Quando criança e adolescente, ouvia muito falar em filosofia de vida, hoje essa expressão está meio fora de moda, talvez porque filosofia ou qualquer exercício intelectual esteja completamente démodé, tanto quanto a palavra démodé.
Pois bem, de tanto ouvir a dita expressão, ficava me perguntando qual seria minha filosofia de vida, quais seriam meus objetivos, quais os melhores caminhos a alcançá-los e tais que coisas. Deveras, esse negócio de filosofar é trabalhoso. E, em se tratando do próprio umbigo, não adianta ler Anaxágoras, São Tomás de Aquino, Aristóteles, Kant, Kierkegaard, Sartre, Pascal ou seja lá que nome dos mais altos panteões filosóficos, eles não conhecem seu umbigo. Ou melhor, meu umbigo.
Pensar é como aquela dorzinha muscular no dia seguinte a uma caminhada: dói, mas é gostoso. Eu buscava entender o que me movia, além de arroz, feijão e as ordens da mãe para ir à escola, estudar e lavar as próprias cuecas.
Um dia, após uma viagem de avião, comecei a entender como deveria viver e como eu já vivia e não sabia. Adotei para mim a filosofia do avião: “Senhores passageiros, em caso de descompressão da cabine, máscaras de oxigênio cairão do teto. Coloque a sua primeiro para depois tentar ajudar às pessoas ao seu redor”, diz aquela voz feminina robótica e fria como o ar das alturas.
Entendi que aquilo que eu achava egoísmo é autopreservação e solidariedade. Se você não estiver bem, como poderá ajudar aos outros? Se quem te cerca estiver mal, como você poderá ficar bem? Há um ciclo, uma simbiose entre mim e quem me cerca? Não sei se círculo ou simbiose, mas há uma interdependência. Se meu vizinho estiver empregado, alimentado e feliz, não pulará o muro para roubar minha casa; se eu estiver empregado, alimentado e abrigado, poderei começar a ajudar ao vozinho, ao vizinho do vizinho, ao quarteirão e pela cidade a fora.
Havia me presenteado com uma filosofia de vida. Ou melhor, aquela aeromoça havia me dado este presente.

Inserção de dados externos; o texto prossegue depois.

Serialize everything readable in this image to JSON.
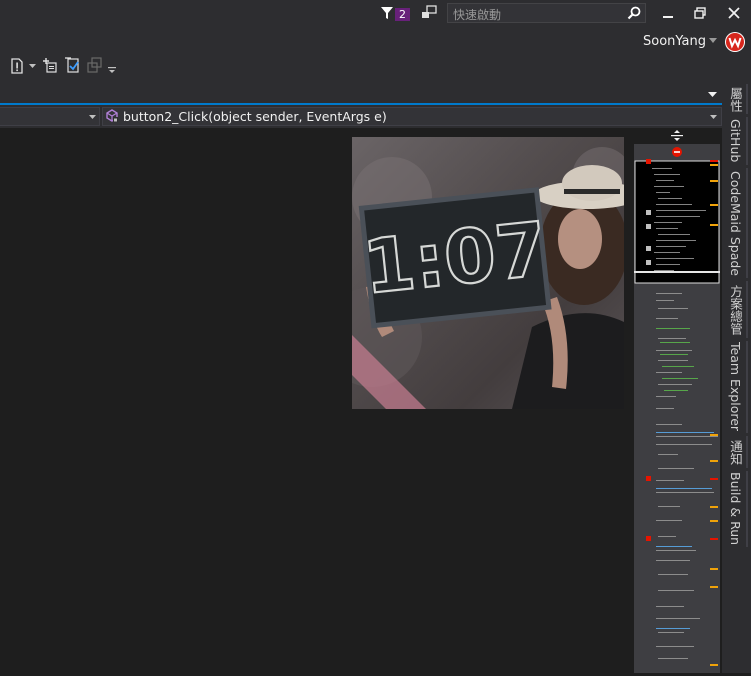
{
  "titlebar": {
    "notification_count": "2",
    "quick_launch_placeholder": "快速啟動",
    "username": "SoonYang",
    "avatar_letter": "W"
  },
  "navbar": {
    "method_label": "button2_Click(object sender, EventArgs e)"
  },
  "editor": {
    "image_text": "1:07"
  },
  "side_tabs": [
    {
      "label": "屬性"
    },
    {
      "label": "GitHub"
    },
    {
      "label": "CodeMaid Spade"
    },
    {
      "label": "方案總管"
    },
    {
      "label": "Team Explorer"
    },
    {
      "label": "通知"
    },
    {
      "label": "Build & Run"
    }
  ],
  "colors": {
    "accent": "#007acc",
    "badge": "#68217a",
    "background": "#1e1e1e",
    "chrome": "#2d2d30"
  }
}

Depois de muitas cabeçadas, muitas mudanças de rumo, de prumo e de objetivos, entendi que olhar para trás é perda de tempo, a não ser quando for para tirar alguma lição ou acalentar o coração com boa memória, mas por puro saudosismo, por autopiedade, autoflagelação ou qualquer outra forma de sofrer, é burrice. Presenteei-me com a segunda filosofia de vida: viver em perspectiva.

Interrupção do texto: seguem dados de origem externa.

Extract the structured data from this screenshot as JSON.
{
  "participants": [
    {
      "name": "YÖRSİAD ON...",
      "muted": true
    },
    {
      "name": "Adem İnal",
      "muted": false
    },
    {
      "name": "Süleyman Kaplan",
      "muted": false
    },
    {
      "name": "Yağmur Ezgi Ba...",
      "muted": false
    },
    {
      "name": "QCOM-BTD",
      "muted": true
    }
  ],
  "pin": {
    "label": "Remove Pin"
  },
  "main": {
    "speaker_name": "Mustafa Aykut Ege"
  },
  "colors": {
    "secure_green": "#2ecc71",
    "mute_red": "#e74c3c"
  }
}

Antes disso eu lia e assistia a todas as retrospectivas dos anos que se acabavam, já não o faço mais. Numa olhadela rápida por cima dos ombros, agora que toquei no assunto, vejo um monte de perrengues, todos ultrapassados, alegrias indeléveis da memória e do coração; vejo os vizinhos no mesmo caminhos; alguns, graças a Deus, poucos cadáveres; muitos surgimentos, por parto ou pela proximidade da nova amizade. Há, no ano que se acaba, nada mais e nem menos que vida, pura e simples vida. E ela continua.

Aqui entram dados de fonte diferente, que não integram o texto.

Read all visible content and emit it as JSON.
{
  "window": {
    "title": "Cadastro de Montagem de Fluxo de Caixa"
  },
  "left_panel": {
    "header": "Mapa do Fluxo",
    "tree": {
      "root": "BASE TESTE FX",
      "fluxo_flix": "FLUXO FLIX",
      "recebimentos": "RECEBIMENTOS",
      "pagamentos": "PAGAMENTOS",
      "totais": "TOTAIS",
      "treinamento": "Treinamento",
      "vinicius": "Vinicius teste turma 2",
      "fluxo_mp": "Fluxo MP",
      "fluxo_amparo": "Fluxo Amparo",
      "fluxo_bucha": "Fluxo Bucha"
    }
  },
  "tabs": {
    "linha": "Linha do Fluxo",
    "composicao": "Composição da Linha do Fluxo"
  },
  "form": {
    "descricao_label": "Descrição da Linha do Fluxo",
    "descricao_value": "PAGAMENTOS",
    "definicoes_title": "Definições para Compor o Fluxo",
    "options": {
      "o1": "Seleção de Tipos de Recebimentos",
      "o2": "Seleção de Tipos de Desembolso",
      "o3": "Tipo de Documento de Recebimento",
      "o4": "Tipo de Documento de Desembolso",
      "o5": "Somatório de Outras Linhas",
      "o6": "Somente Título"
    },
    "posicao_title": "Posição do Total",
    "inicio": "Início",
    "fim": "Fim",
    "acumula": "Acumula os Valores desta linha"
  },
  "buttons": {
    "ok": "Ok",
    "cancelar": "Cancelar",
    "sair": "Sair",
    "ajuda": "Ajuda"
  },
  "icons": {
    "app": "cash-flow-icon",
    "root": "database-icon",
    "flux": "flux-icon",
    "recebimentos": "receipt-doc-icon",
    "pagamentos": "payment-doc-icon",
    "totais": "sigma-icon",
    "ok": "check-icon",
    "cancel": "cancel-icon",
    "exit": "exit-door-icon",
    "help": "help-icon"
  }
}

Nada de olhar para trás apenas pelo prazer da saudade, hora de apontar o nariz para a frente e caminhar sem medo, firme e honestamente, preparado para dores, amores, alegrias, dores de cabeça, fortuna ou dureza, pouco importa. Planejar nada tem a ver com adivinhar, predizer, sofrer por antecipação ou contar com o ovo no fiofó da galinha. Planejar para o sucesso, sabendo que troncos atravessados na estrada surgirão, mas sem temor. A cada passo uma alegria por ter conseguido dá-lo e já preparando para o próximo, em frente sempre.
Primeiro coloque sua máscara de oxigênio, depois de ter a respiração ordenada, ajudar à senhora da cadeira ao lado e pensar no pouso da aeronave, não na decolagem que já foi.
Sejamos muito felizes em 2011, sem pensar muitos em 2010.